Bug 42053

Summary: /root incorrect permissions
Product: Base System Reporter: Sean Lewis <sml>
Component: i386Assignee: freebsd-bugs (Nobody) <bugs>
Status: Closed FIXED    
Severity: Affects Only Me    
Priority: Normal    
Version: 4.6-STABLE   
Hardware: Any   
OS: Any   

Description Sean Lewis 2002-08-27 01:20:01 UTC
[sml@subterrain][/] ls -ld root
drwxr-xr-x  2 root  wheel  512 Aug 24 15:15 root

Fix: 

chmod 700 /root in installworld scripts.
How-To-Repeat: ls -l /root
Comment 1 Giorgos Keramidas freebsd_committer freebsd_triage 2002-08-27 01:50:45 UTC
On 2002-08-26 17:10 +0000, Sean Lewis wrote:
> >Description:
> [sml@subterrain][/] ls -ld root
> drwxr-xr-x  2 root  wheel  512 Aug 24 15:15 root
>
> >Fix:
> chmod 700 /root in installworld scripts.

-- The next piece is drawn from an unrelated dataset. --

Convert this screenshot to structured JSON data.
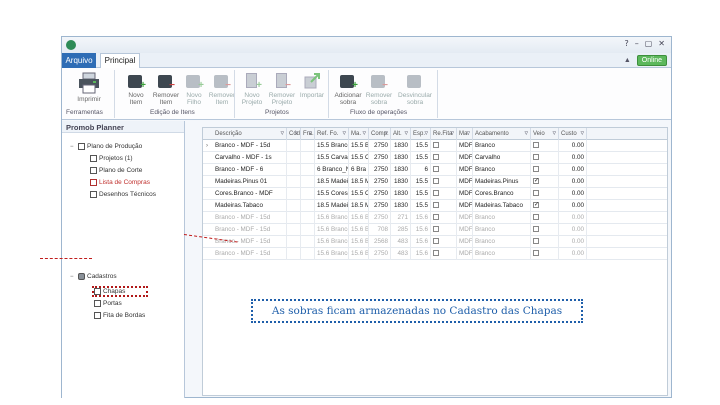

It's not like you're letting hackers find out stuff with this.  You
can always keep critical things under /root/foo where foo is chmoded
to 0700.  Is there really a point in changing the permissions to be
more right?
Comment 2 setantae 2002-08-27 12:58:35 UTC
On Mon, Aug 26, 2002 at 06:00:05PM -0700, Giorgos Keramidas wrote:
> The following reply was made to PR i386/42053; it has been noted by GNATS.
> 
> From: Giorgos Keramidas <keramida@FreeBSD.org>
> To: Sean Lewis <sml@subterrain.net>
> Cc: bug-followup@FreeBSD.org
> Subject: Re: i386/42053: /root incorrect permissions
> Date: Tue, 27 Aug 2002 03:50:45 +0300
> 
>  On 2002-08-26 17:10 +0000, Sean Lewis wrote:
>  > >Description:
>  > [sml@subterrain][/] ls -ld root
>  > drwxr-xr-x  2 root  wheel  512 Aug 24 15:15 root
>  >
>  > >Fix:
>  > chmod 700 /root in installworld scripts.
>  
>  It's not like you're letting hackers find out stuff with this.  You
>  can always keep critical things under /root/foo where foo is chmoded
>  to 0700.  Is there really a point in changing the permissions to be
>  more right?

I don't think so.
There's nothing in /root that should be hidden from anyone by default, and
if you're creating files that you feel should be kept secret then it's up
to you to check the permissions.

On a historical note, a quick google throws up a reasonably old post showing
that permissions on /root have been 0755 for a long long time:
	http://makeashorterlink.com/?D41235F91

I think this PR should be closed.

Ceri

-- 
you can't see when light's so strong
you can't see when light is gone
Comment 3 Giorgos Keramidas freebsd_committer freebsd_triage 2002-08-27 15:02:58 UTC
On 2002-08-27 12:58 +0000, Ceri Davies wrote:
> On 2002-08-27 03:50 +0300, Giorgos Keramidas wrote:
> > > >Fix:
> > > chmod 700 /root in installworld scripts.
> >
> > It's not like you're letting hackers find out stuff with this.
> > You can always keep critical things under /root/foo where foo is
> > chmoded to 0700.  Is there really a point in changing the
> > permissions to be more right?
>
> I don't think so.  There's nothing in /root that should be hidden
> from anyone by default, [...]

I'm not really objecting to the change, just wondering if it's worth
keeping a ``fairly open'' or switch to a ``more conservative'' set of
permissions.  I like being able to `cat ~root/.cshrc' but the /root
directory is rather empty here and I'm practically the only local user
of the machine.  Nothing to hide, in the first place.  However, if
someone wants to locally patch /etc/mtree files, or commit the change,
it's an one liner:

%%%
Index: BSD.root.dist
===================================================================
RCS file: /home/ncvs/src/etc/mtree/BSD.root.dist,v
retrieving revision 1.58
diff -u -r1.58 BSD.root.dist
--- BSD.root.dist	10 Jun 2002 04:47:26 -0000	1.58
+++ BSD.root.dist	27 Aug 2002 14:00:33 -0000
@@ -67,7 +67,7 @@
     ..
     proc            mode=0555
     ..
-    root
+    root            mode=0700
     ..
     sbin
     ..
%%%
Comment 4 Tony Finch freebsd_committer freebsd_triage 2002-09-02 12:18:49 UTC
State Changed
From-To: open->closed

0755 are the permissions that have always been used for /root 
and are the same on all other operating systems that have a 
/root directory. I see no reason for FreeBSD to be different.